2) S’agissant plus particulièrement des quantités du prélèvement dérogatoire, la directive 79/409/CEE doit-elle être interprétée en ce sens que la disposition nationale de transposition doit faire référence à un paramètre déterminé ou déterminable, même confié à des organismes techniques qualifiés, de telle sorte que la réalisation dudit prélèvement ait lieu sur la base d’indicateurs qui fixent objectivement un seuil quantitatif infranchissable à l’échelon national, voire régional, eu égard à l’existence éventuelle de conditions environnementales différentes?
3) La disposition nationale énoncée à l’art icle 19 bis de la loi n° 157/1992, en soumettant à un avis obligatoire mais non contraignant de l’INFS la détermination de ce paramètre, sans cependant prévoir une procédure d’accord entre les régions qui fixe de manière contraignante, pour chaque espèce, la répartition du nombre maximal de spécimens susceptibles de prélèvement dérogatoire déterminé au niveau national comme correspondant à une petite quantité, constitue-t‑elle une application correcte de l’article 9 de la directive 79/409/CEE?
4) La procédure de contrôle prévue à l’article 19 bis de la loi n° 157/1992 en ce qui concerne la conformité à la réglementation communautaire des prélèvements cynégétiques dérogatoires qui sont autorisés par les régions italiennes est-elle de nature à assurer l’application effective de la directive 79/409/CEE eu égard au fait que cette procédure est précédée d’une phase de mise en demeure et, partant, soumise à des délais techniques auxquels s’ajoutent les délais nécessaires pour l’adoption et la publication de la mesure, délais pendant lesquels s’écoule la brève période durant laquelle ces prélèvements sont permis?»

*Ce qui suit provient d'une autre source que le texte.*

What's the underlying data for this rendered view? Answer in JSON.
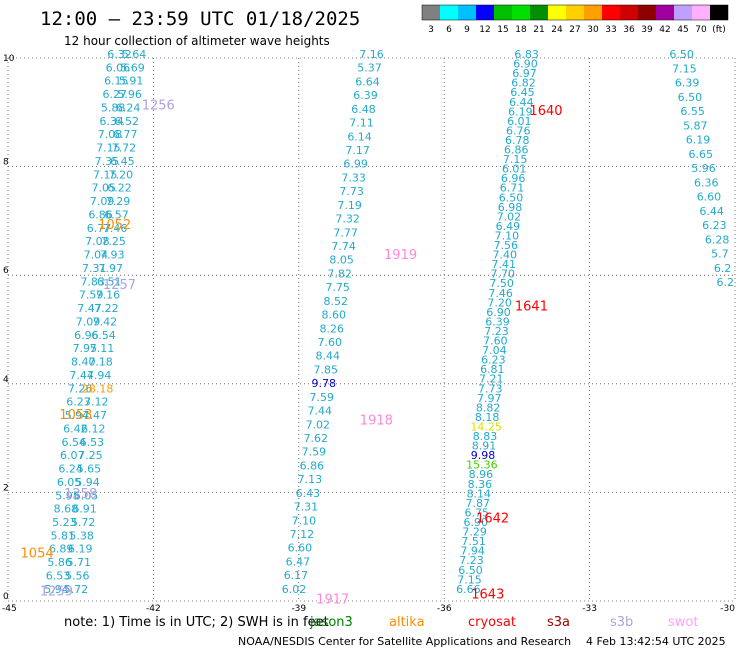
{
  "header": {
    "title": "12:00 – 23:59 UTC 01/18/2025",
    "subtitle": "12 hour collection of altimeter wave heights"
  },
  "colorbar": {
    "labels": [
      "3",
      "6",
      "9",
      "12",
      "15",
      "18",
      "21",
      "24",
      "27",
      "30",
      "33",
      "36",
      "39",
      "42",
      "45",
      "70",
      "(ft)"
    ],
    "colors": [
      "#808080",
      "#00ffff",
      "#00c0ff",
      "#0000ff",
      "#00c000",
      "#00e000",
      "#009000",
      "#ffff00",
      "#ffd000",
      "#ffa000",
      "#ff0000",
      "#d00000",
      "#900000",
      "#a000a0",
      "#c0a0ff",
      "#ffb0ff",
      "#000000"
    ]
  },
  "footer": {
    "note": "note:  1) Time is in UTC; 2) SWH is in feet",
    "legend": [
      {
        "name": "jason3",
        "color": "#008000"
      },
      {
        "name": "altika",
        "color": "#ff8c00"
      },
      {
        "name": "cryosat",
        "color": "#ff0000"
      },
      {
        "name": "s3a",
        "color": "#a00000"
      },
      {
        "name": "s3b",
        "color": "#b0a0e0"
      },
      {
        "name": "swot",
        "color": "#ffa0ff"
      }
    ],
    "credit": "NOAA/NESDIS Center for Satellite Applications and Research",
    "timestamp": "4 Feb 13:42:54 UTC 2025"
  },
  "chart_data": {
    "type": "scatter",
    "xlim": [
      -45,
      -30
    ],
    "ylim": [
      0,
      10
    ],
    "xticks": [
      "-45",
      "-42",
      "-39",
      "-36",
      "-33",
      "-30"
    ],
    "yticks": [
      "0",
      "2",
      "4",
      "6",
      "8",
      "10"
    ],
    "grid": true,
    "tracks": [
      {
        "id": "track-a",
        "start": [
          -44.0,
          0.15
        ],
        "end": [
          -42.7,
          10.0
        ],
        "labels": [
          "5.94",
          "6.53",
          "5.86",
          "6.89",
          "5.81",
          "5.23",
          "8.68",
          "5.95",
          "6.05",
          "6.24",
          "6.07",
          "6.54",
          "6.42",
          "5.94",
          "6.23",
          "7.26",
          "7.44",
          "8.40",
          "7.95",
          "6.96",
          "7.09",
          "7.47",
          "7.59",
          "7.83",
          "7.31",
          "7.04",
          "7.08",
          "6.77",
          "6.86",
          "7.09",
          "7.05",
          "7.15",
          "7.35",
          "7.15",
          "7.08",
          "6.34",
          "5.88",
          "6.27",
          "6.15",
          "6.06",
          "6.32"
        ]
      },
      {
        "id": "track-b",
        "start": [
          -43.6,
          0.15
        ],
        "end": [
          -42.4,
          10.0
        ],
        "labels": [
          "5.72",
          "5.56",
          "5.71",
          "6.19",
          "5.38",
          "5.72",
          "6.91",
          "6.05",
          "5.94",
          "5.65",
          "7.25",
          "6.53",
          "6.12",
          "7.47",
          "7.12",
          "28.18",
          "7.94",
          "7.18",
          "7.11",
          "6.54",
          "7.42",
          "7.22",
          "7.16",
          "6.51",
          "7.97",
          "7.93",
          "7.25",
          "7.46",
          "6.57",
          "7.29",
          "6.22",
          "7.20",
          "6.45",
          "7.72",
          "6.77",
          "6.52",
          "6.24",
          "5.96",
          "5.91",
          "5.69",
          "5.64"
        ]
      },
      {
        "id": "track-c",
        "start": [
          -39.1,
          0.15
        ],
        "end": [
          -37.5,
          10.0
        ],
        "labels": [
          "6.02",
          "6.17",
          "6.47",
          "6.60",
          "7.12",
          "7.10",
          "7.31",
          "6.43",
          "7.13",
          "6.86",
          "7.59",
          "7.62",
          "7.02",
          "7.44",
          "7.59",
          "9.78",
          "7.85",
          "8.44",
          "7.60",
          "8.26",
          "8.60",
          "8.52",
          "7.75",
          "7.82",
          "8.05",
          "7.74",
          "7.77",
          "7.32",
          "7.19",
          "7.73",
          "7.33",
          "6.99",
          "7.17",
          "6.14",
          "7.11",
          "6.48",
          "6.39",
          "6.64",
          "5.37",
          "7.16"
        ]
      },
      {
        "id": "track-d",
        "start": [
          -35.5,
          0.15
        ],
        "end": [
          -34.3,
          10.0
        ],
        "labels": [
          "6.66",
          "7.15",
          "6.50",
          "7.23",
          "7.94",
          "7.51",
          "7.29",
          "6.90",
          "6.75",
          "7.87",
          "8.14",
          "8.36",
          "8.96",
          "15.36",
          "9.98",
          "8.91",
          "8.83",
          "14.25",
          "8.18",
          "8.82",
          "7.97",
          "7.73",
          "7.21",
          "6.81",
          "6.23",
          "7.04",
          "7.60",
          "7.23",
          "6.39",
          "6.90",
          "7.20",
          "7.46",
          "7.50",
          "7.70",
          "7.41",
          "7.40",
          "7.56",
          "7.10",
          "6.49",
          "7.02",
          "6.98",
          "6.50",
          "6.71",
          "6.96",
          "6.01",
          "7.15",
          "6.86",
          "6.78",
          "6.76",
          "6.01",
          "6.19",
          "6.44",
          "6.45",
          "6.82",
          "6.97",
          "6.90",
          "6.83"
        ]
      },
      {
        "id": "track-e",
        "start": [
          -30.2,
          5.8
        ],
        "end": [
          -31.1,
          10.0
        ],
        "labels": [
          "6.2",
          "6.2",
          "5.7",
          "6.28",
          "6.23",
          "6.44",
          "6.60",
          "6.36",
          "5.96",
          "6.65",
          "6.19",
          "5.87",
          "6.55",
          "6.50",
          "6.39",
          "7.15",
          "6.50"
        ]
      }
    ],
    "highlights": [
      {
        "value": "28.18",
        "color": "#ff9900"
      },
      {
        "value": "9.78",
        "color": "#0000cc"
      },
      {
        "value": "9.98",
        "color": "#0000cc"
      },
      {
        "value": "15.36",
        "color": "#44cc00"
      },
      {
        "value": "14.25",
        "color": "#dddd00"
      }
    ],
    "pass_labels": [
      {
        "text": "1256",
        "x": -41.9,
        "y": 9.05,
        "color": "#b0a0e0"
      },
      {
        "text": "1052",
        "x": -42.8,
        "y": 6.85,
        "color": "#ff8c00"
      },
      {
        "text": "1257",
        "x": -42.7,
        "y": 5.75,
        "color": "#b0a0e0"
      },
      {
        "text": "1053",
        "x": -43.6,
        "y": 3.35,
        "color": "#ff8c00"
      },
      {
        "text": "1258",
        "x": -43.5,
        "y": 1.9,
        "color": "#b0a0e0"
      },
      {
        "text": "1054",
        "x": -44.4,
        "y": 0.8,
        "color": "#ff8c00"
      },
      {
        "text": "1259",
        "x": -44.0,
        "y": 0.1,
        "color": "#b0a0e0"
      },
      {
        "text": "1919",
        "x": -36.9,
        "y": 6.3,
        "color": "#ff88dd"
      },
      {
        "text": "1918",
        "x": -37.4,
        "y": 3.25,
        "color": "#ff88dd"
      },
      {
        "text": "1917",
        "x": -38.3,
        "y": -0.05,
        "color": "#ff88dd"
      },
      {
        "text": "1640",
        "x": -33.9,
        "y": 8.95,
        "color": "#ff0000"
      },
      {
        "text": "1641",
        "x": -34.2,
        "y": 5.35,
        "color": "#ff0000"
      },
      {
        "text": "1642",
        "x": -35.0,
        "y": 1.45,
        "color": "#ff0000"
      },
      {
        "text": "1643",
        "x": -35.1,
        "y": 0.05,
        "color": "#ff0000"
      }
    ]
  }
}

Sur la recevabilité des questions préjudicielles
17. La Regione Lombardia et l’Associazione migratoristi italiani contestent la recevabilité des questions préjudicielles au motif que la juridiction nationale demanderait à la Cour, entre autres, de se prononcer sur la pertinence et la légalité de la répartition des compétences à l’intérieur de la République italienne. Par ailleurs, les questions posées par la juridiction nationale auraient pour objet la conformité de dispositions internes avec l’article 9 de la directive.
18. À cet égard, il y a lieu de rappeler que, conformément à une jurisprudence établie, s’il est vrai que la Cour, dans le cadre d’un renvoi préjudiciel, ne peut se prononcer ni sur des questions qui relèvent du droit interne des États membres ni sur la conformité de dispositions nationales au droit communautaire, elle peut cependant fournir les éléments d’interprétation du droit communautaire qui sont de nature à permettre à la juridiction nationale de trancher le litige dont elle se trouve saisie (voir, notamment, arrêts du 23 novembre 1989, Parfümerie-Fabrik 4711, C‑150/88, Rec. p. I‑3891, point 12, et du 21 septembre 2000, Borawitz, C‑124/99, Rec. p. I‑7293, point 17).
19. Il en irait certes différemment dans l’hypothèse où il serait manifeste que la disposition de droit communautaire soumise à l’interprétation de la Cour ne peut trouver à s’appliquer (voir, notamment, arrêt du 18 octobre 1990, Dzodzi, C‑297/88 et C‑197/89, Rec. p. I‑3763, point 40). Tel n’est cependant pas le cas.
20. Il résulte du libellé des questions préjudicielles ainsi que des motifs de la décision de renvoi que la juridiction nationale vise à obtenir une interprétation de l’article 9, paragraphe 1, sous c), de la directive en ce qui concerne les conditions d’exercice, par les États membres, des dérogations que cette disposition prévoit. Ladite juridiction souhaite notamment être éclairée sur la portée de ladite disposition au regard de son application dans le cadre d’une structure étatique décentralisée.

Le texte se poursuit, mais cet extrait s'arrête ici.